Note: The MLRC algorithm may take several minutes to compute larger sequences (>500 amino acids).
PHD
PHD are neural network systems (a sequence-to-structure level and a structure-structure level) to predict secondary structure (PHDsec), relative solvent accessibility (PHDacc) and transmembrane helices (PHDhtm) (Rost and Sander, 1993). The NPS@ server only uses PHDsec. PHDsec focuses on predicting hydrogen bonds. The procedure essentially involves executing a BLASTP search of your sequence, filtering these results and aligning them with CLUSTALW, then using the multiple alignment as the input of the neural network. The PHD prediction done with NPS@ is better than the PHD prediction on the single sequence. But it's not exactly the same and could be a little bit less accurate than the PredictProtein one.

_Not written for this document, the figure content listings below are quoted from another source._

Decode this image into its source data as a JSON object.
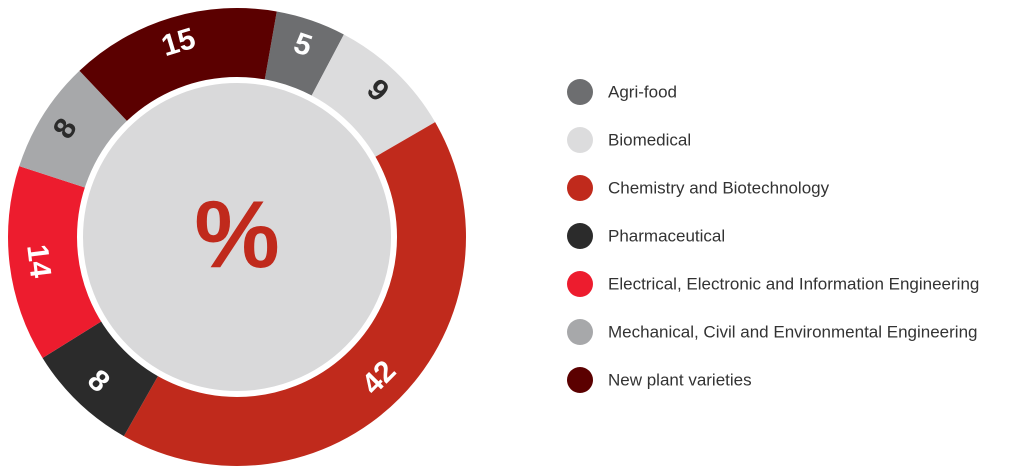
{
  "chart_data": {
    "type": "donut",
    "center_label": "%",
    "categories": [
      "Agri-food",
      "Biomedical",
      "Chemistry and Biotechnology",
      "Pharmaceutical",
      "Electrical, Electronic and Information Engineering",
      "Mechanical, Civil and Environmental Engineering",
      "New plant varieties"
    ],
    "values": [
      5,
      9,
      42,
      8,
      14,
      8,
      15
    ],
    "colors": [
      "#6d6e70",
      "#dcdcdd",
      "#c02a1c",
      "#2b2b2b",
      "#ed1c2e",
      "#a7a8aa",
      "#5b0000"
    ],
    "label_colors": [
      "#ffffff",
      "#2b2b2b",
      "#ffffff",
      "#ffffff",
      "#ffffff",
      "#2b2b2b",
      "#ffffff"
    ]
  }
}
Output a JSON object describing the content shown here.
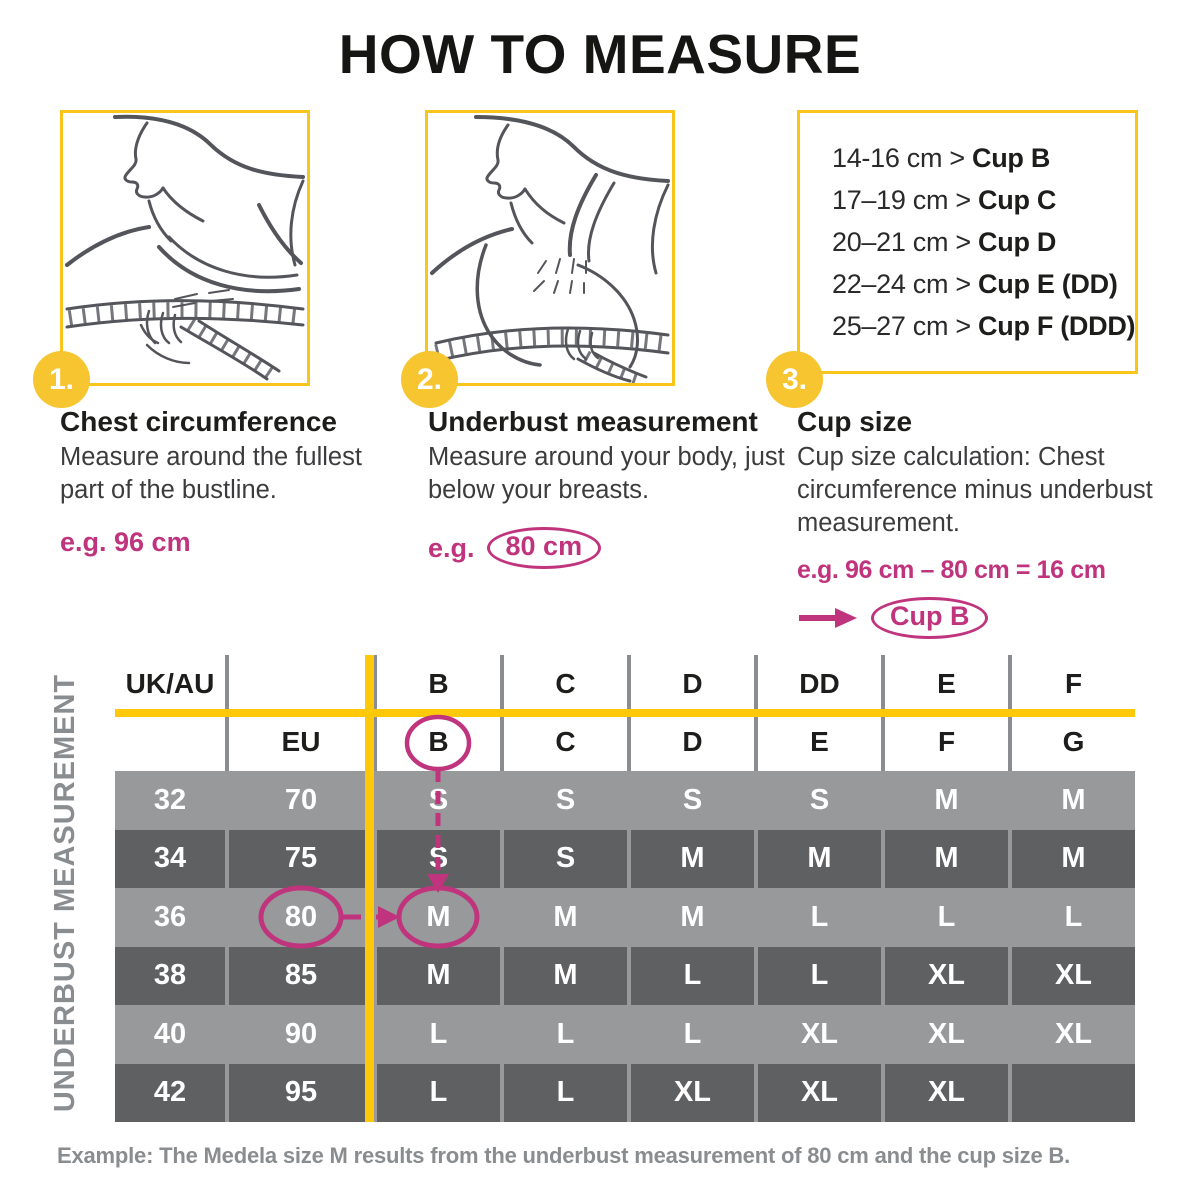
{
  "title": "HOW TO MEASURE",
  "colors": {
    "yellow": "#F6C52F",
    "yellow_line": "#FFC90A",
    "magenta": "#C0347D",
    "row_light": "#97999B",
    "row_dark": "#5F6062",
    "gray_text": "#8A8D8F"
  },
  "steps": [
    {
      "number": "1.",
      "heading": "Chest circumference",
      "body": "Measure around the fullest part of the bustline.",
      "example": "e.g. 96 cm"
    },
    {
      "number": "2.",
      "heading": "Underbust measurement",
      "body": "Measure around your body, just below your breasts.",
      "example_prefix": "e.g.",
      "example_value": "80 cm"
    },
    {
      "number": "3.",
      "heading": "Cup size",
      "body": "Cup size calculation: Chest circumference minus underbust measurement.",
      "example": "e.g. 96 cm – 80 cm = 16 cm",
      "result": "Cup B"
    }
  ],
  "cup_chart": {
    "rows": [
      {
        "range": "14-16 cm >",
        "cup": "Cup B"
      },
      {
        "range": "17–19 cm >",
        "cup": "Cup C"
      },
      {
        "range": "20–21 cm >",
        "cup": "Cup D"
      },
      {
        "range": "22–24 cm >",
        "cup": "Cup E (DD)"
      },
      {
        "range": "25–27 cm >",
        "cup": "Cup F (DDD)"
      }
    ]
  },
  "size_table": {
    "side_label": "UNDERBUST MEASUREMENT",
    "header_row1": [
      "UK/AU",
      "",
      "B",
      "C",
      "D",
      "DD",
      "E",
      "F"
    ],
    "header_row2": [
      "",
      "EU",
      "B",
      "C",
      "D",
      "E",
      "F",
      "G"
    ],
    "rows": [
      {
        "ukau": "32",
        "eu": "70",
        "sizes": [
          "S",
          "S",
          "S",
          "S",
          "M",
          "M"
        ]
      },
      {
        "ukau": "34",
        "eu": "75",
        "sizes": [
          "S",
          "S",
          "M",
          "M",
          "M",
          "M"
        ]
      },
      {
        "ukau": "36",
        "eu": "80",
        "sizes": [
          "M",
          "M",
          "M",
          "L",
          "L",
          "L"
        ]
      },
      {
        "ukau": "38",
        "eu": "85",
        "sizes": [
          "M",
          "M",
          "L",
          "L",
          "XL",
          "XL"
        ]
      },
      {
        "ukau": "40",
        "eu": "90",
        "sizes": [
          "L",
          "L",
          "L",
          "XL",
          "XL",
          "XL"
        ]
      },
      {
        "ukau": "42",
        "eu": "95",
        "sizes": [
          "L",
          "L",
          "XL",
          "XL",
          "XL",
          ""
        ]
      }
    ],
    "highlight": {
      "circled_header_cup": "B",
      "circled_row_eu": "80",
      "circled_result_size": "M"
    }
  },
  "footer_example": "Example: The Medela size M results from the underbust measurement of 80 cm and the cup size B."
}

Note: The PHD algorithm may take several minutes to compute larger sequences (>500 amino acids).
Predator
PREDATOR is a secondary structure prediction method based on recognition of potentially hydrogen-bonded residues in a single amino acid sequence (Frishman and Argos, 1996).
SIMPA96
SIMPA96 is a nearest neighbor secondary structure prediction method (Levin, 1997). It's based on the homologue method described by Levin et al. (1986).
SOMPA
SOPMA (Self-Optimized Prediction Method with Alignment) is based on the homologue method of Levin et al. (1986). The improvement takes place in the fact that SOPMA takes into account information from an alignment of sequences belonging to the same family (Geourjon and Deleage, 1995).